I bought my first tarot deck 20 years ago. I love all kinds of divination practice — I Ching, tarot, Q-Cards. I know there are those who consider it a dark art, of the devil, but I believe it’s a way of communicating directly with God (whatever name you use for this wise and compassionate energy). It’s like prayer, opening my heart and listening deeply for answers to my questions, a way of requesting guidance.
I spent a lot of time choosing my first deck, researching different styles, considering image and color, meaning and origins. It even mattered to me where I bought the deck, it had to be the right place. I ended up with a Rider-Waite Tarot Deck, drawn by illustrator Pamela Colman Smith from the instructions of academic and mystic A. E. Waite, one of the most popular decks, a good one for beginners. I bought it in Boulder, Colorado at the Lighthouse Bookstore on Pearl Street.
I only used them a few times before a friend asked to borrow them. Now I know better, that your deck has to be yours, that it’s a sacred relationship and you can’t loan that out. At the time, I said “okay,” and I never saw that deck again.
It’s taken 20 years to get another. In the meantime, I used the I Ching and my Q-Cards, or sometimes would even use a book — making a request for guidance, some kind of sign, opening the book to a random page, reading a line or paragraph and considering what truth it contained for me.
With my new deck, I’d seen it around for awhile. People I love and respect use it, and there was just something about it that spoke to me — the dark hand drawn lines, the bright colors, the story of the artist, The Wild Unknown, “founded on the belief that there is a place of wonder, gentle beauty, and clarity within each of us.”
I pulled my first card this morning.
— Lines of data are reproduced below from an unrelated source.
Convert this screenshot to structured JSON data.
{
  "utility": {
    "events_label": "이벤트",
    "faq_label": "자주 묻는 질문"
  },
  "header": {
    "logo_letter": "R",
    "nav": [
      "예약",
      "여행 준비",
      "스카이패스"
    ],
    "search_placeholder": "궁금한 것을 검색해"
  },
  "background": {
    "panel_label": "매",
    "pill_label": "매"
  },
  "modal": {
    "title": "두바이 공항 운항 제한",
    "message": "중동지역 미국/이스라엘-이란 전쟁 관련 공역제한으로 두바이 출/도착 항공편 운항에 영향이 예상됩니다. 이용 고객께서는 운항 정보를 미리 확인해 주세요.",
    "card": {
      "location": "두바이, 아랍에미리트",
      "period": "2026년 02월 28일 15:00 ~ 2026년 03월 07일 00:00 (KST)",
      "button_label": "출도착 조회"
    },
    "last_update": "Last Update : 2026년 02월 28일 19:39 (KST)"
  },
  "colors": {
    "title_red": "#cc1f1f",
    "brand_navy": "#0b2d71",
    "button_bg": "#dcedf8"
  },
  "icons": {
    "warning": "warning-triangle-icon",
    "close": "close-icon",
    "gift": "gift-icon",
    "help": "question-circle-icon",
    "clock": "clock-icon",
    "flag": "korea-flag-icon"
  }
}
I asked the deck what message it had for me and took a card without even shuffling — because this was the card the deck came to me with, brought to me of its own accord, no shuffling necessary, it came ready to tell me what it had to tell. I pulled it, the Eight of Swords, and recognized it right away, felt a “yes” deep in my belly. This cocoon metaphor has been with me for awhile, the transformation from one manifestation to another that requires a complete melting of everything into a soup of nothing, eventually reconstructing as something beautiful with wings, tender and fragile but possessing the power of flight.
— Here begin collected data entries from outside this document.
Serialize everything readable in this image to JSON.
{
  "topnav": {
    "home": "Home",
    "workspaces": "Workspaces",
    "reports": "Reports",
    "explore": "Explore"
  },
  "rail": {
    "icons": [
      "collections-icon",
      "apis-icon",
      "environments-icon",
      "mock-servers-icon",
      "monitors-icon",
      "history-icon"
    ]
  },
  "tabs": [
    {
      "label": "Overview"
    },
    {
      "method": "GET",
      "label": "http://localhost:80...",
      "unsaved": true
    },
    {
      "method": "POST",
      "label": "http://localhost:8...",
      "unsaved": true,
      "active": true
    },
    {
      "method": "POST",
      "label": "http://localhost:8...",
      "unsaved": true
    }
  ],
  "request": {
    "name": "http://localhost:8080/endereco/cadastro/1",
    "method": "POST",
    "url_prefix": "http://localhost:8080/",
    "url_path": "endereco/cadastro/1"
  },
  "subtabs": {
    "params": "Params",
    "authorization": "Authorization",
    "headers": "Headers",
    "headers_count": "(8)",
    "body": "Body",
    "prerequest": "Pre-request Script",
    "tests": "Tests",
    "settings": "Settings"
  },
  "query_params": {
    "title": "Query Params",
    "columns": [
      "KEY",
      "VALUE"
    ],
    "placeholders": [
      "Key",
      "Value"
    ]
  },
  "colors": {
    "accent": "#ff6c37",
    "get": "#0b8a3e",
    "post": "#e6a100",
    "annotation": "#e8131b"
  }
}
Even so, at first I was disappointed. The message is “trapped, powerless,” believing yourself a victim, “no way out, no available choices.” This touched a nerve, a raw and tender spot in me, and at first I resisted it — I am not a victim, I always take personal responsibility for my experience. I propped the card up on my desk and set my meditation timer for 15 minutes, contemplating what it might mean for me that “Your perceptions keep you from opening your wings and taking flight.”
The card asks if the suspension is because of you or others, and the more I looked at the card, the better I understood its message — I am the one holding myself still, the reason I am not free. This is why there is a Ganesh on my writing desk and why I sometimes chant his mantra, Remover of Obstacles, knowing that I am the only thing in my way. It is me creating the trap. I placed each of those swords, believing they would protect me. What I didn’t understand when I made that tight, sharp circle is that I’d also trapped myself. Any attempt to spread my wings, to move from that spot, and I’d slice my wings to bits. Stuck.
Underlying this desire to protect myself is a fundamental confusion, not just that THIS isn’t a safe place, but that safety is even possible. There is no safe place. No matter what I do, change is inevitable, impermanence is real. The only true freedom is to accept that, surrender to the truth that safety and control aren’t possible, to let go of certainty altogether. I can’t keep myself safe. I can’t keep Sam or Eric safe. I couldn’t keep Kelly or Obi or Dexter safe. I can’t keep anyone or anything I love safe, ever. I have no control, no power over what happens. There is no secret, no protection.
We have so much fear of not being in control, of not being able to hold on to things. Yet the true nature of things is that you’re never in control. You’re never in control. You can never hold on to anything. That’s the nature of how things are. ~Pema Chödrön
In allowing this truth, I’m able to see situations as workable, able to be of benefit, to do what I can to ease suffering. To do so requires a simple and yet almost impossible choice, “Real safety is your willingness to not run away from yourself,” (Pema Chödrön).